Fisher Parrish Gallery is pleased to present a two-person exhibition of paintings by Brooklyn-based artists Antone Könst and Clayton Schiff. "Loose Parts" plays on Könst and Schiff’s affinity for iconography and reduction—each creates stark scenes with figures frozen in motion, flickering out of (or into) existence, or performing mundane, indefinite tasks; each uses symbols to reference and cross-reference until they’re emptied of context, allowing the viewer to determine their significance through a personalized taxonomic language.
Clayton Schiff’s cartoonish figures amble around bare, dreamy landscapes, performing chores in a scale-shifting atmosphere of intense color and Surrealist horizon lines. Antone Könst’s sculptural plaster paintings, meanwhile, begin as linguistic signs or basic figural forms and develop into a frenzy of action lines, white space and delirious texture, deftly corralled by the artist’s compositional skill.

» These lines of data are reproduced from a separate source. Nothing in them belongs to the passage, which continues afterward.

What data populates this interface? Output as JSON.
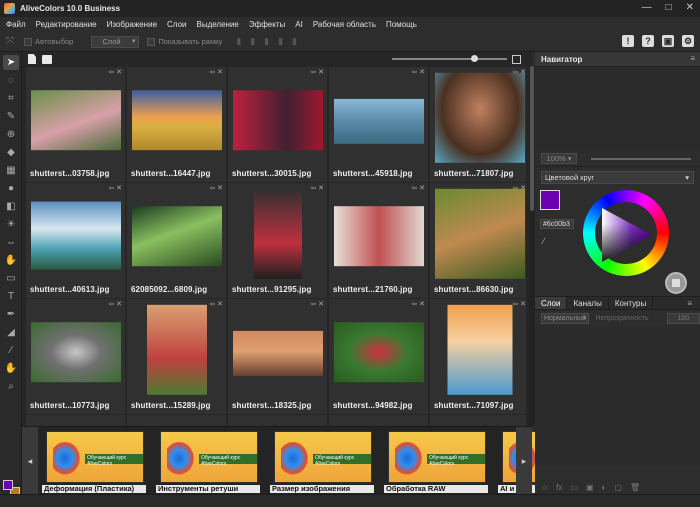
{
  "app": {
    "title": "AliveColors 10.0 Business"
  },
  "window_controls": {
    "minimize": "—",
    "maximize": "□",
    "close": "✕"
  },
  "menu": [
    "Файл",
    "Редактирование",
    "Изображение",
    "Слои",
    "Выделение",
    "Эффекты",
    "AI",
    "Рабочая область",
    "Помощь"
  ],
  "options_bar": {
    "autoselect_label": "Автовыбор",
    "layer_select_value": "Слой",
    "show_frame_label": "Показывать рамку",
    "right_icons": [
      "!",
      "?",
      "▣",
      "⚙"
    ]
  },
  "toolbox": {
    "tools": [
      "move-tool",
      "lasso-tool",
      "crop-tool",
      "brush-tool",
      "clone-tool",
      "fill-tool",
      "gradient-tool",
      "blur-tool",
      "eraser-tool",
      "dodge-tool",
      "transform-tool",
      "smudge-tool",
      "shape-tool",
      "text-tool",
      "pen-tool",
      "selection-tool",
      "eyedropper-tool",
      "hand-tool",
      "zoom-tool"
    ],
    "tool_glyphs": [
      "➤",
      "◌",
      "⌗",
      "✎",
      "⊕",
      "◆",
      "▦",
      "●",
      "◧",
      "☀",
      "⇔",
      "✋",
      "▭",
      "T",
      "✒",
      "◢",
      "⁄",
      "✋",
      "⌕"
    ],
    "foreground": "#6c00b3",
    "background": "#b87c1a"
  },
  "browser": {
    "tag": "⇦ ✕",
    "files": [
      "shutterst...03758.jpg",
      "shutterst...16447.jpg",
      "shutterst...30015.jpg",
      "shutterst...45918.jpg",
      "shutterst...71807.jpg",
      "shutterst...40613.jpg",
      "62085092...6809.jpg",
      "shutterst...91295.jpg",
      "shutterst...21760.jpg",
      "shutterst...86630.jpg",
      "shutterst...10773.jpg",
      "shutterst...15289.jpg",
      "shutterst...18325.jpg",
      "shutterst...94982.jpg",
      "shutterst...71097.jpg"
    ]
  },
  "strip": {
    "prev": "◂",
    "next": "▸",
    "banner_text": "Обучающий курс AliveColors",
    "items": [
      "Деформация (Пластика)",
      "Инструменты ретуши",
      "Размер изображения",
      "Обработка RAW",
      "AI и"
    ]
  },
  "navigator": {
    "title": "Навигатор",
    "menu": "≡",
    "zoom": "100% ▾"
  },
  "color": {
    "mode": "Цветовой круг",
    "hex": "#6c00b3"
  },
  "layers": {
    "tabs": [
      "Слои",
      "Каналы",
      "Контуры"
    ],
    "menu": "≡",
    "blend_mode": "Нормальный",
    "opacity_label": "Непрозрачность",
    "opacity_value": "100",
    "footer_icons": [
      "☆",
      "fx",
      "▭",
      "▣",
      "◐",
      "▢",
      "🗑"
    ]
  }
}
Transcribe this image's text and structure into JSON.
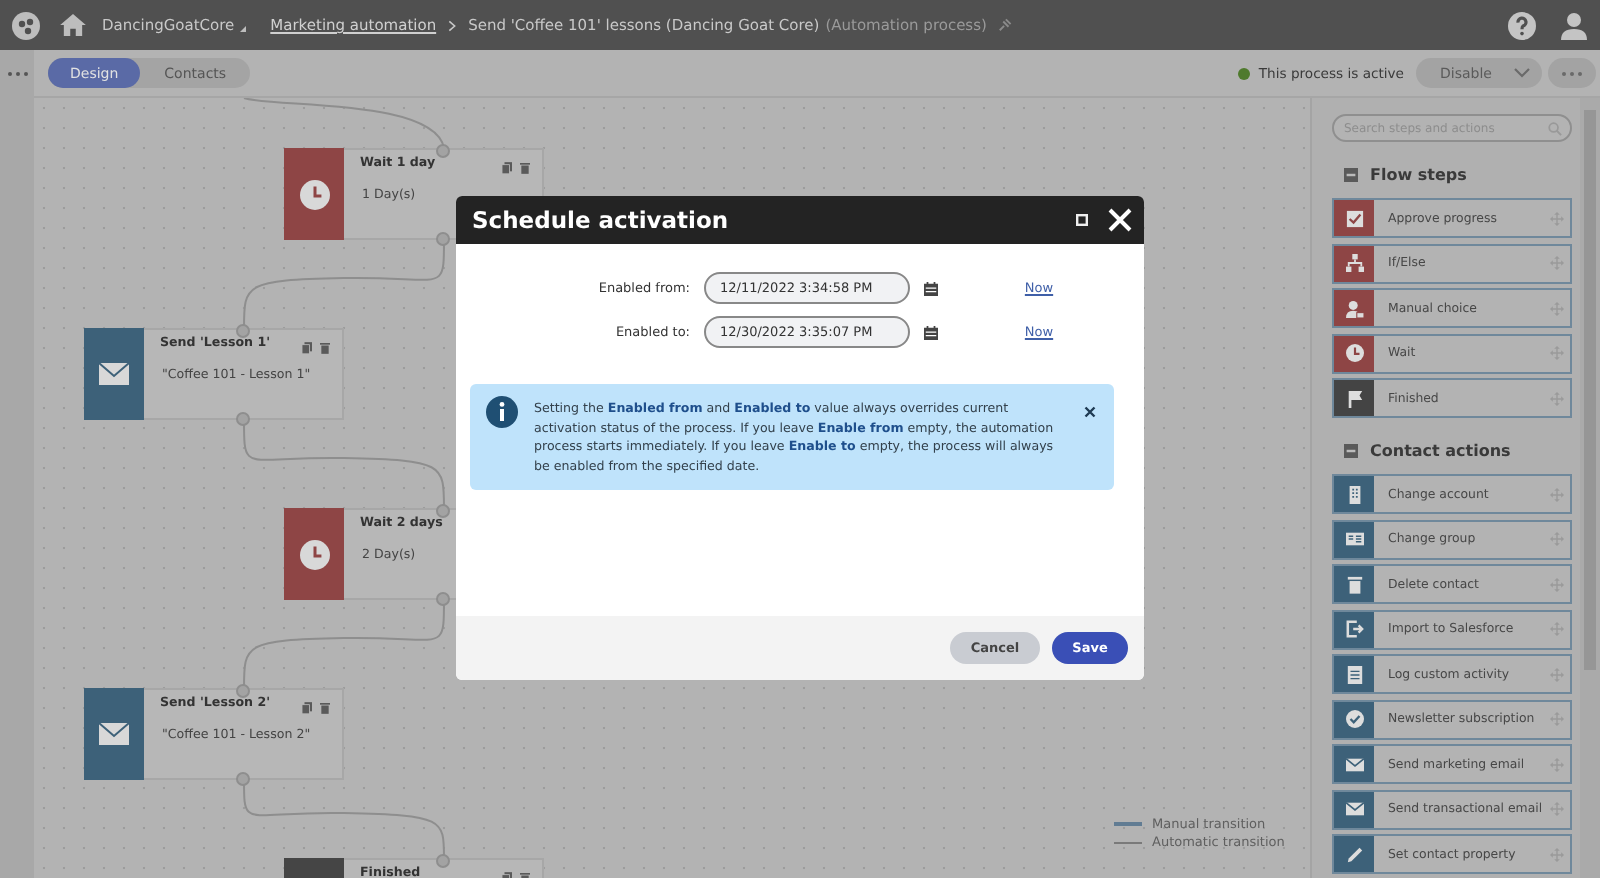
{
  "header": {
    "site": "DancingGoatCore",
    "section_link": "Marketing automation",
    "page": "Send 'Coffee 101' lessons (Dancing Goat Core)",
    "page_type": "(Automation process)"
  },
  "tabs": [
    {
      "label": "Design",
      "selected": true
    },
    {
      "label": "Contacts",
      "selected": false
    }
  ],
  "status": {
    "text": "This process is active",
    "active": true
  },
  "actions": {
    "disable": "Disable"
  },
  "nodes": [
    {
      "kind": "wait",
      "title": "Wait 1 day",
      "detail": "1 Day(s)"
    },
    {
      "kind": "email",
      "title": "Send 'Lesson 1'",
      "detail": "\"Coffee 101 - Lesson 1\""
    },
    {
      "kind": "wait",
      "title": "Wait 2 days",
      "detail": "2 Day(s)"
    },
    {
      "kind": "email",
      "title": "Send 'Lesson 2'",
      "detail": "\"Coffee 101 - Lesson 2\""
    },
    {
      "kind": "finished",
      "title": "Finished"
    }
  ],
  "legend": [
    "Manual transition",
    "Automatic transition"
  ],
  "panel": {
    "search": {
      "placeholder": "Search steps and actions"
    },
    "sections": [
      {
        "title": "Flow steps",
        "expanded": true,
        "items": [
          {
            "label": "Approve progress",
            "kind": "approve",
            "color": "#8e4545"
          },
          {
            "label": "If/Else",
            "kind": "ifelse",
            "color": "#8e4545"
          },
          {
            "label": "Manual choice",
            "kind": "manual",
            "color": "#8e4545"
          },
          {
            "label": "Wait",
            "kind": "wait",
            "color": "#8e4545"
          },
          {
            "label": "Finished",
            "kind": "finished",
            "color": "#444444"
          }
        ]
      },
      {
        "title": "Contact actions",
        "expanded": true,
        "items": [
          {
            "label": "Change account",
            "kind": "account",
            "color": "#3d6179"
          },
          {
            "label": "Change group",
            "kind": "group",
            "color": "#3d6179"
          },
          {
            "label": "Delete contact",
            "kind": "delete",
            "color": "#3d6179"
          },
          {
            "label": "Import to Salesforce",
            "kind": "import",
            "color": "#3d6179"
          },
          {
            "label": "Log custom activity",
            "kind": "log",
            "color": "#3d6179"
          },
          {
            "label": "Newsletter subscription",
            "kind": "newsletter",
            "color": "#3d6179"
          },
          {
            "label": "Send marketing email",
            "kind": "email",
            "color": "#3d6179"
          },
          {
            "label": "Send transactional email",
            "kind": "email",
            "color": "#3d6179"
          },
          {
            "label": "Set contact property",
            "kind": "property",
            "color": "#3d6179"
          }
        ]
      }
    ]
  },
  "dialog": {
    "title": "Schedule activation",
    "fields": [
      {
        "label": "Enabled from:",
        "value": "12/11/2022 3:34:58 PM",
        "link": "Now"
      },
      {
        "label": "Enabled to:",
        "value": "12/30/2022 3:35:07 PM",
        "link": "Now"
      }
    ],
    "info": "Setting the **Enabled from** and **Enabled to** value always overrides current activation status of the process. If you leave **Enable from** empty, the automation process starts immediately. If you leave **Enable to** empty, the process will always be enabled from the specified date.",
    "buttons": [
      {
        "label": "Cancel",
        "kind": "secondary"
      },
      {
        "label": "Save",
        "kind": "primary"
      }
    ]
  }
}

Antone Könst (b. 1987, New Haven, CT) received his M.F.A. in 2014 from Yale School of Art and his B.F.A in 2011 from CalArts. He currently lives and works in Brooklyn, NY. He was recently awarded the 2017 Rema Hort Mann Foundation Emerging Artist Grant, as well as the Fondation des Etats-Unis Fellowship in Paris, France in 2014, and attended Yale/Norfolk in 2010. He has shown both nationally and internationally with Radical Abacus in New Mexico, ZieherSmith, Hometown Gallery, and Blood Gallery in New York, Abel Baker Contemporary in Maine, the Fondation des Etats-Unis in Paris, and Galerie Jeanroch Dard and After Howl in Brussels.

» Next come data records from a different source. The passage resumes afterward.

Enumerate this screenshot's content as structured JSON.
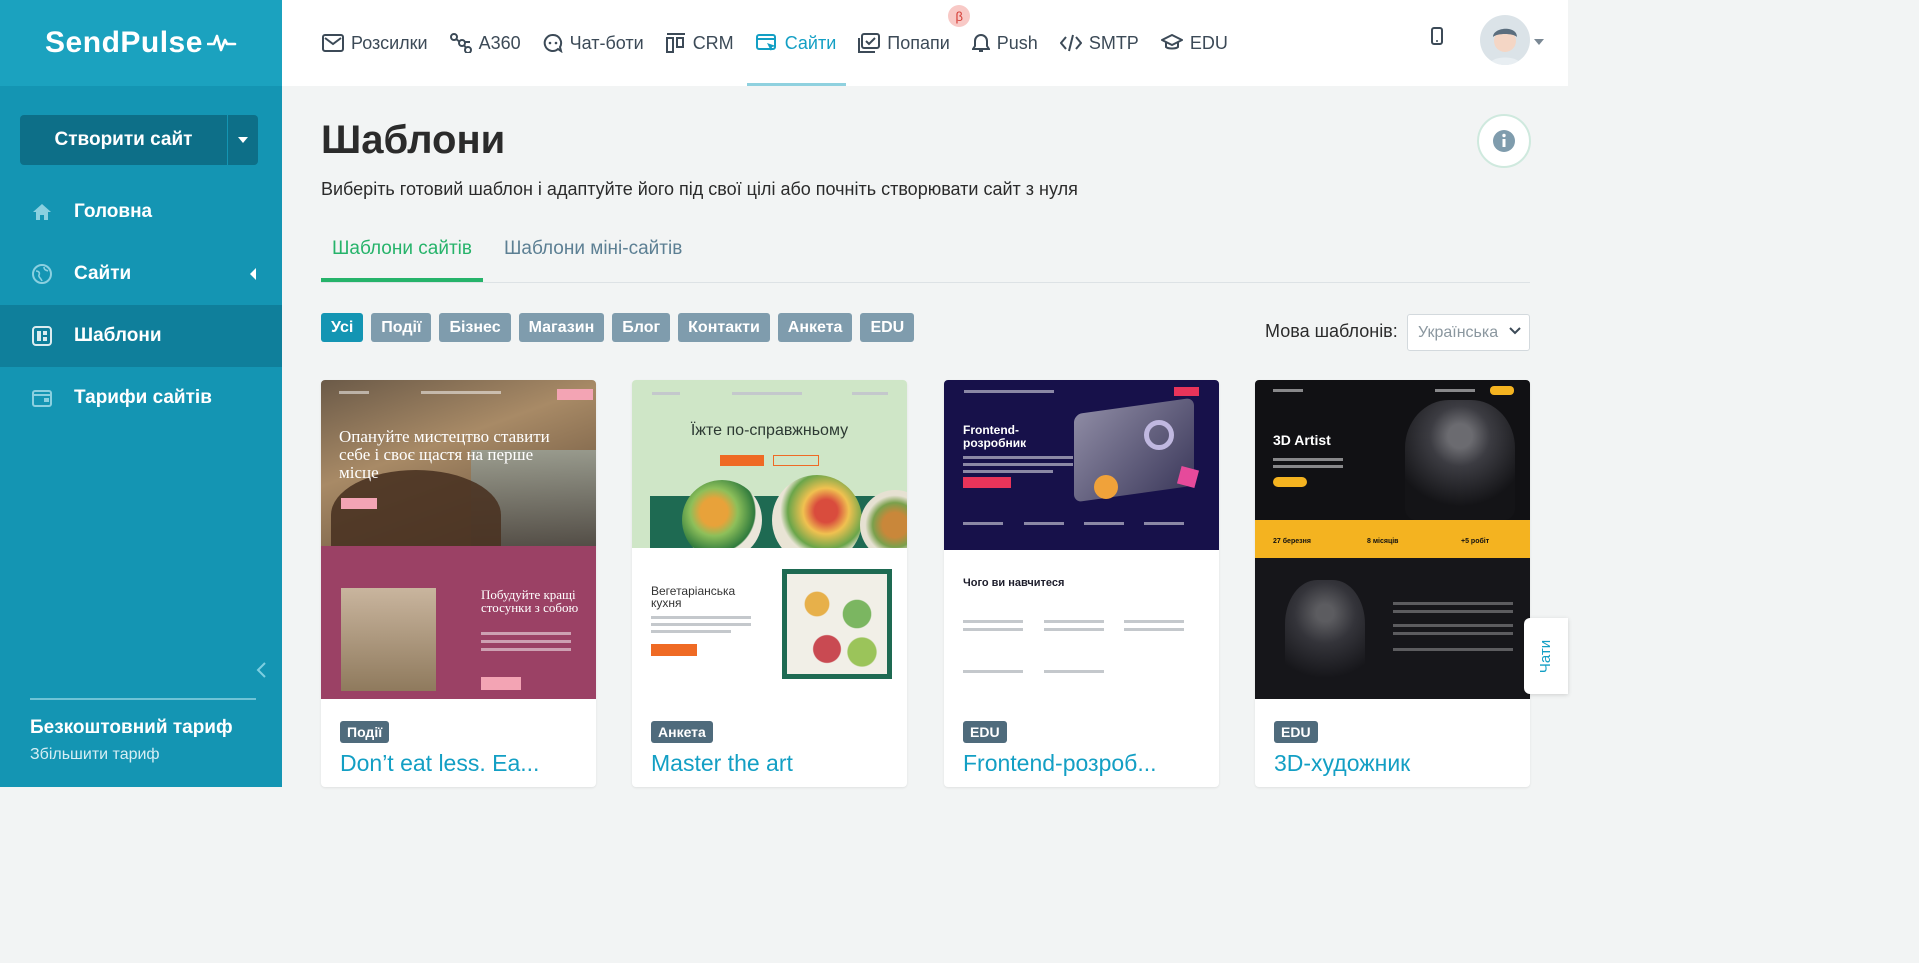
{
  "app": {
    "logo": "SendPulse"
  },
  "sidebar": {
    "create_button": "Створити сайт",
    "items": [
      {
        "label": "Головна",
        "icon": "home-icon"
      },
      {
        "label": "Сайти",
        "icon": "globe-icon"
      },
      {
        "label": "Шаблони",
        "icon": "templates-icon",
        "active": true
      },
      {
        "label": "Тарифи сайтів",
        "icon": "wallet-icon"
      }
    ],
    "plan_name": "Безкоштовний тариф",
    "plan_upgrade": "Збільшити тариф"
  },
  "topnav": {
    "items": [
      {
        "label": "Розсилки",
        "icon": "mail-icon"
      },
      {
        "label": "A360",
        "icon": "automation-icon"
      },
      {
        "label": "Чат-боти",
        "icon": "chatbot-icon"
      },
      {
        "label": "CRM",
        "icon": "crm-icon"
      },
      {
        "label": "Сайти",
        "icon": "sites-icon",
        "active": true
      },
      {
        "label": "Попапи",
        "icon": "popup-icon"
      },
      {
        "label": "Push",
        "icon": "bell-icon"
      },
      {
        "label": "SMTP",
        "icon": "code-icon"
      },
      {
        "label": "EDU",
        "icon": "graduation-icon"
      }
    ],
    "beta_badge": "β"
  },
  "main": {
    "title": "Шаблони",
    "subtitle": "Виберіть готовий шаблон і адаптуйте його під свої цілі або почніть створювати сайт з нуля",
    "tabs": [
      {
        "label": "Шаблони сайтів",
        "active": true
      },
      {
        "label": "Шаблони міні-сайтів"
      }
    ],
    "filters": [
      "Усі",
      "Події",
      "Бізнес",
      "Магазин",
      "Блог",
      "Контакти",
      "Анкета",
      "EDU"
    ],
    "active_filter": "Усі",
    "language_label": "Мова шаблонів:",
    "language_value": "Українська"
  },
  "cards": [
    {
      "tag": "Події",
      "title": "Don’t eat less. Ea...",
      "preview": {
        "heading": "Опануйте мистецтво ставити себе і своє щастя на перше місце",
        "subheading": "Побудуйте кращі стосунки з собою"
      }
    },
    {
      "tag": "Анкета",
      "title": "Master the art",
      "preview": {
        "heading": "Їжте по-справжньому",
        "subheading": "Вегетаріанська кухня"
      }
    },
    {
      "tag": "EDU",
      "title": "Frontend-розроб...",
      "preview": {
        "heading": "Frontend-розробник",
        "subheading": "Чого ви навчитеся"
      }
    },
    {
      "tag": "EDU",
      "title": "3D-художник",
      "preview": {
        "heading": "3D Artist",
        "band": [
          "27 березня",
          "8 місяців",
          "+5 робіт"
        ]
      }
    }
  ],
  "chat_tab": "Чати",
  "colors": {
    "sidebar": "#1495b3",
    "accent": "#139fc4",
    "green": "#26b36a",
    "chip": "#7f9cad"
  }
}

Clayton Schiff (b. 1987, Boston, MA) received his BFA in Painting from Rhode Island School of Design in 2009. He currently lives and works in Brooklyn, NY and recently completed a residency at Lighthouse Works on Fishers Island, NY. He has shown with Safe Gallery, American Medium, Nicelle Beauchene, Mountain Fold Gallery, Fisher Parrish Gallery, 99¢ Plus Gallery, Culture Room, Open House, Alt Esc, Honey Ramka, Yomama Gallery, Orgy Park, Newtown Barge Playground, Wayfarers and Janet Kurnatowski Gallery in New York, Bodega in Philadelphia, RK Projects and Machines With Magnets in Providence, and Rock 512 Devil in Baltimore, and Roots and Culture Gallery in Chicago.